Patrice Nordey identified a shift in China’s regulatory approach compared to before the tech sector crackdown: “China’s internet regulation has been very business-friendly, letting players experiment and grow their businesses first and apply the regulation framework later. Now, the government is much more proactive, making strict rules before the metaverse and NFT markets even develop. The stronger enforcement also motivated players to self-regulate.”

For international brands, this model again emphasizes the necessity of having a China-specific metaverse approach. As Jing Daily had previously suggested, when engaging young Chinese consumers through the metaverse or digital collectibles, brands should prioritize hype-building over revenue and include a physical component to avoid being seen as offering investment products.

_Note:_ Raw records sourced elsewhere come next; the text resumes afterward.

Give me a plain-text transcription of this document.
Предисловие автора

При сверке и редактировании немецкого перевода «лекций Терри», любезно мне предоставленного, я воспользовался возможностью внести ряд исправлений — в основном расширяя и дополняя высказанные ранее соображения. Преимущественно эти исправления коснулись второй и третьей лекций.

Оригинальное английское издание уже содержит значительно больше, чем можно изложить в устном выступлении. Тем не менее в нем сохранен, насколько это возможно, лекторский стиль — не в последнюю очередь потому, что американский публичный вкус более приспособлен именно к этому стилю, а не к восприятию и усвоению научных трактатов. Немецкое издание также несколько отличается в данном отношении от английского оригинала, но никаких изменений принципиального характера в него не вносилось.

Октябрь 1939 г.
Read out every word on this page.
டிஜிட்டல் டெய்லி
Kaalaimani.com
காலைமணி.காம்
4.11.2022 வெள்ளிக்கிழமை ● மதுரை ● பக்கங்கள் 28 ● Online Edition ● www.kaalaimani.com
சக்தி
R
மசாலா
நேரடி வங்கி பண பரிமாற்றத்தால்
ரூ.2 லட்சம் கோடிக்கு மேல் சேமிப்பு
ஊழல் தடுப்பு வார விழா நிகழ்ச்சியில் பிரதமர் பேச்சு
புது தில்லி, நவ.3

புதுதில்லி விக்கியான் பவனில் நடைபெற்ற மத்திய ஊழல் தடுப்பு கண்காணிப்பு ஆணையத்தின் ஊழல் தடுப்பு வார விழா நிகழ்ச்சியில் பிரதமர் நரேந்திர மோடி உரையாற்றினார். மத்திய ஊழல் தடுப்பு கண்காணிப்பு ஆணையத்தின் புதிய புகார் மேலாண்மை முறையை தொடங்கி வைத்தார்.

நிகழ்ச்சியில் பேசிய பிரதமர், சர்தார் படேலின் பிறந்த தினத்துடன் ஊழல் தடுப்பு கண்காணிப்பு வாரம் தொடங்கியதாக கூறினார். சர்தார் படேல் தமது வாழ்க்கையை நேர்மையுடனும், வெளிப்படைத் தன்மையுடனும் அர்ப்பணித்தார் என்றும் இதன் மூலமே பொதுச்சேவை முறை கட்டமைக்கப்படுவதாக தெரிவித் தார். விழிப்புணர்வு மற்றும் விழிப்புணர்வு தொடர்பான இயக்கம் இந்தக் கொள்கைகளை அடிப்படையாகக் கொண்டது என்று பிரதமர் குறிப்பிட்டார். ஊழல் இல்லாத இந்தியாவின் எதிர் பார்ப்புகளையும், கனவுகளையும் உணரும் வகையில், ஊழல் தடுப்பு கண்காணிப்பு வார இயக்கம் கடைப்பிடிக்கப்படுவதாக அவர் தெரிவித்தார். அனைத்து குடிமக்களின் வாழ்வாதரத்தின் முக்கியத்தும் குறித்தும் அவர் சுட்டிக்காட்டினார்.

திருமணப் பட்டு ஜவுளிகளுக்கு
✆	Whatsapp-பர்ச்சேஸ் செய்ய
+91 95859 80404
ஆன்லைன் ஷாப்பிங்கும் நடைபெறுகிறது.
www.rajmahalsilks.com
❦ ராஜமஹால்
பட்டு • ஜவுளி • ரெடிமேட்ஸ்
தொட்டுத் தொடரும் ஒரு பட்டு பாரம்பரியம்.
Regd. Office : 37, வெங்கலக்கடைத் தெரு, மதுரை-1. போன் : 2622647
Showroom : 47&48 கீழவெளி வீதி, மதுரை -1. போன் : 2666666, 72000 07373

“Chinese tech platforms are superb in enabling new applications for the metaverse, and the role of brands is to create fun and innovative applications to expand their brand universes accordingly. Otherwise, China’s local players will take market shares away by using these applications,” commented Gregory Cole, Managing Partner at éCLAIR Asia, a boutique lifestyle communications consultancy. “Government initiatives can be quite beneficial for international brands as well. Brands can demonstrate their commitment to the China market by participating in related exhibitions and expos.”

It is challenging for international players to navigate the duality of China’s metaverse, but in order to succeed in China in the long run, they must start developing their capabilities to identify and embrace opportunities in both its public and private aspects.